Joy: “Yeah, she’d come up to me in the village and she’d be like, ‘I think I know, blah blah blah blah.’ ‘Shh. Shhh. There are other actors around. Don’t say anything.'”
Joy: “So paying attention to all that stuff and socially, when we did the first season, having been a woman working in the entertainment industry for some time, same as Evan, same as Thandiwe [Newton], I definitely think we had similar themes in common that we had encountered and to be able to express it through metaphor, through sci-fi, but something so deeply personal to us… for me as an individual, being able to share that and watch these incredible actors bringing it to screen, it made me feel less alone in the world. It was it was a healing process to watch Evan bring Dolores to life.”

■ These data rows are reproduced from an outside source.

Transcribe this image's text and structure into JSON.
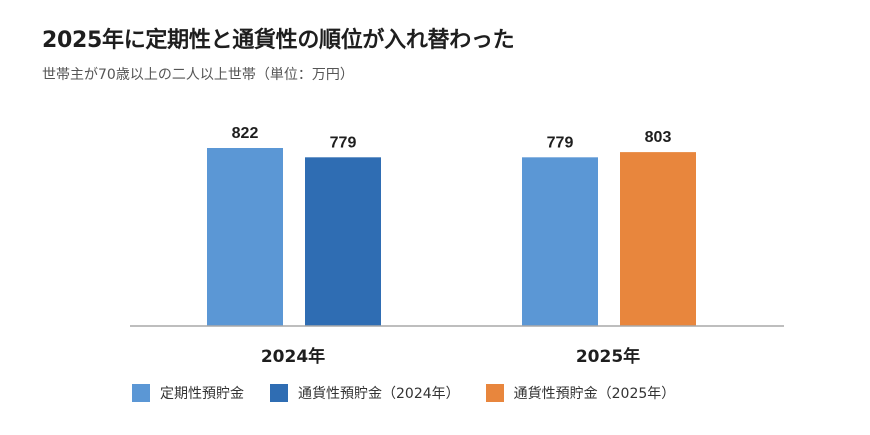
{
  "title": "2025年に定期性と通貨性の順位が入れ替わった",
  "subtitle": "世帯主が70歳以上の二人以上世帯（単位：万円）",
  "chart_data": {
    "type": "bar",
    "categories": [
      "2024年",
      "2025年"
    ],
    "series": [
      {
        "name": "定期性預貯金",
        "color": "#5b97d5",
        "values": [
          822,
          779
        ]
      },
      {
        "name": "通貨性預貯金（2024年）",
        "color": "#2f6db3",
        "values": [
          779,
          null
        ]
      },
      {
        "name": "通貨性預貯金（2025年）",
        "color": "#e8863d",
        "values": [
          null,
          803
        ]
      }
    ],
    "ylim": [
      0,
      900
    ],
    "grid": false,
    "legend_position": "bottom",
    "unit": "万円"
  }
}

Wood: “And healing to do that as well. In ways.”
“You know, Jon and Lisa have their finger on the pulse of the underbelly of society and sort of what’s really going on under the surface. So they’ve actually managed to just mirror my life and my evolution without me having to say anything. And so I feel like I’ve grown and evolved with Dolores and in sort of the same way that the character has, and gone through all the different emotions and feelings that she has in a weird way, except the, you know, more murderous homicidal feeling, no.”
“But the feelings of revolution and the feelings of noticing that there’s something wrong, seeing the bigger picture, asking different questions. The show is inspired me a lot.”
Joy: “Evan is very personally inspiring. She’s a wonderful friend and human being, but she’s also this incredible beacon of light for women. And she’s the most down to earth person ever. So we talk. We’ve known each other for a long time now, so to say that her character and the things she thinks about and things that are important to her, they absolutely permeate the way I think about story, because she is very inspiring person, frankly.”